Bumping the speed and the scope of analysis or review may create some efficiencies, but these "improvements" don't add "intelligence" until the outputs are evaluated and employed by the human end users. No one's willing to turn these systems loose until their results, findings and conclusions have been vetted and fine-tuned by humans. Hallucinations might be a more polite term than lies or fabrications by the machines, but ultimately no one is going to trust them with our lives or our livelihoods any time soon.

There's still talk about the next generation or newest black box that will work some kind of magic that not only scales but shrinks costs as well, but there's no evidence that it's anything more than a pipe dream about a new version of Moore's Law. One of the flaws in this analysis is that the underlying foundation of Moore's Law is that experience is gained in production over time, which enables exponential enhancements in the circuitry. Sadly, to date, it's clear that in the GPT world we're interested bystanders at best and, while it's fascinating to watch, we rarely learn much of anything beneficial that will let us improve the process. Nor is there evidence that simply by adding more data and more computational power, we do anything to improve or expand the outputs so that they become self-effectuating and autonomous.   

Interestingly enough, we are finally starting to see that even the shameless hucksters and promoters on Wall Street are taking a hard second look and changing their tunes from rabid generative A.I. boosterism to a far more tentative endorsement that smells more defensive than aggressive. Research reports, press conferences, and presentations from most of the leading financial firms, led by Goldman Sachs, are beginning to observe and report on the empirical evidence in the field, which suggests that they may have completely misunderstood what's happening with this latest technology. Two key things are becoming obvious and each of them is largely contrary to the speeches and spiels we've been hearing from these guys for the last two or three years.

First, there are entire industries where the ultimate impact of these kinds of tools will be largely immaterial - construction is a good example. Even Goldman Sachs suggests that only around 6% of the fieldwork in construction and extraction businesses will be automated and the productivity improvements would most likely simply be a wash for the additional costs. There may be some augmentation but even those tasks will continue to be directed and executed by onsite workers. Fast food, customer service, and transportation will be other areas where it will be very difficult - without sacrificing the quality of engagement and experience - to dramatically reduce personnel. We've already seen all of the major QSR players, including McDonalds, take steps to back away from some of their initial AI implementations.

Second, the most likely jobs to be eliminated in large numbers through substantial task automation (30%-to-50%) are NOT likely to be the low-paying positions (no collar and blue collar), which require physical labor and direct interaction with customers and co-workers.
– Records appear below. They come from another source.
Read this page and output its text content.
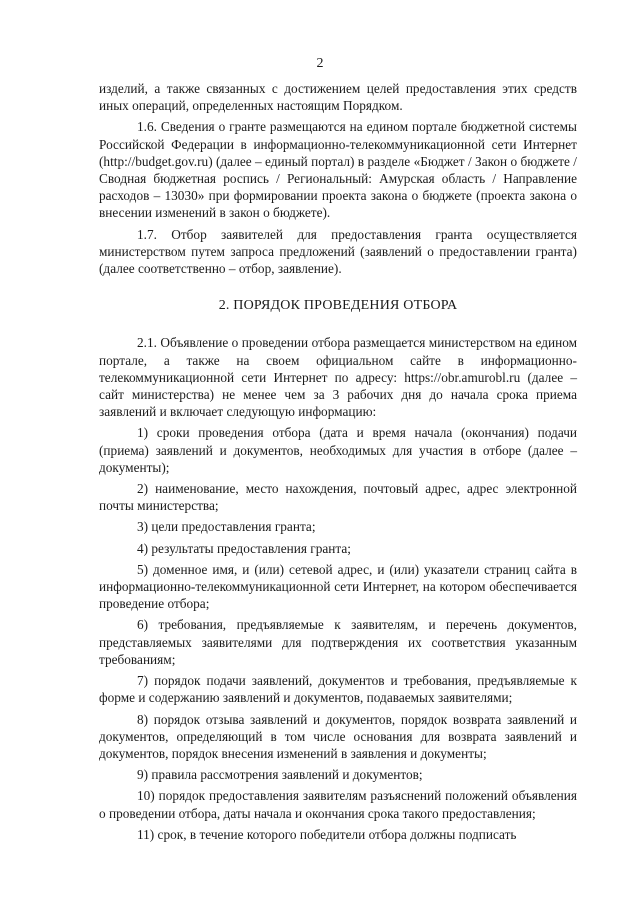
2

изделий, а также связанных с достижением целей предоставления этих средств иных операций, определенных настоящим Порядком.

1.6. Сведения о гранте размещаются на едином портале бюджетной системы Российской Федерации в информационно-телекоммуникационной сети Интернет (http://budget.gov.ru) (далее – единый портал) в разделе «Бюджет / Закон о бюджете / Сводная бюджетная роспись / Региональный: Амурская область / Направление расходов – 13030» при формировании проекта закона о бюджете (проекта закона о внесении изменений в закон о бюджете).

1.7. Отбор заявителей для предоставления гранта осуществляется министерством путем запроса предложений (заявлений о предоставлении гранта) (далее соответственно – отбор, заявление).

2. ПОРЯДОК ПРОВЕДЕНИЯ ОТБОРА

2.1. Объявление о проведении отбора размещается министерством на едином портале, а также на своем официальном сайте в информационно-телекоммуникационной сети Интернет по адресу: https://obr.amurobl.ru (далее – сайт министерства) не менее чем за 3 рабочих дня до начала срока приема заявлений и включает следующую информацию:

1) сроки проведения отбора (дата и время начала (окончания) подачи (приема) заявлений и документов, необходимых для участия в отборе (далее – документы);

2) наименование, место нахождения, почтовый адрес, адрес электронной почты министерства;

3) цели предоставления гранта;

4) результаты предоставления гранта;

5) доменное имя, и (или) сетевой адрес, и (или) указатели страниц сайта в информационно-телекоммуникационной сети Интернет, на котором обеспечивается проведение отбора;

6) требования, предъявляемые к заявителям, и перечень документов, представляемых заявителями для подтверждения их соответствия указанным требованиям;

7) порядок подачи заявлений, документов и требования, предъявляемые к форме и содержанию заявлений и документов, подаваемых заявителями;

8) порядок отзыва заявлений и документов, порядок возврата заявлений и документов, определяющий в том числе основания для возврата заявлений и документов, порядок внесения изменений в заявления и документы;

9) правила рассмотрения заявлений и документов;

10) порядок предоставления заявителям разъяснений положений объявления о проведении отбора, даты начала и окончания срока такого предоставления;

11) срок, в течение которого победители отбора должны подписать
Instead, white collar and new collar (knowledge workers) positions including administrative jobs, legal work, financial analysts, marketing, and writers and editors will take the hit. Unilever in Europe is already leading the pack in this workforce pruning.)  The two critical defining characteristics of the targeted jobs will be that (1) it is very difficult in many of these cases to directly measure productivity and (2) senior managers looking for easy cuts and economies with only passing concerns for content, originality, innovative analysis and quality will happily trade out these positions for machine-created material that may well be drawn and lifted from other similarly situated creators.

When you look closely, as everyone has finally begun to do, the only conclusion you can make is that unless you're Nvidia and basically producing the picks and shovels for this industry (and largely without competitors), there's unlikely to be very much there there. And what is there will inure (as usual in tech) to the biggest of the big guys. As the saying goes, when the elephants start dancing, the grass takes a beating.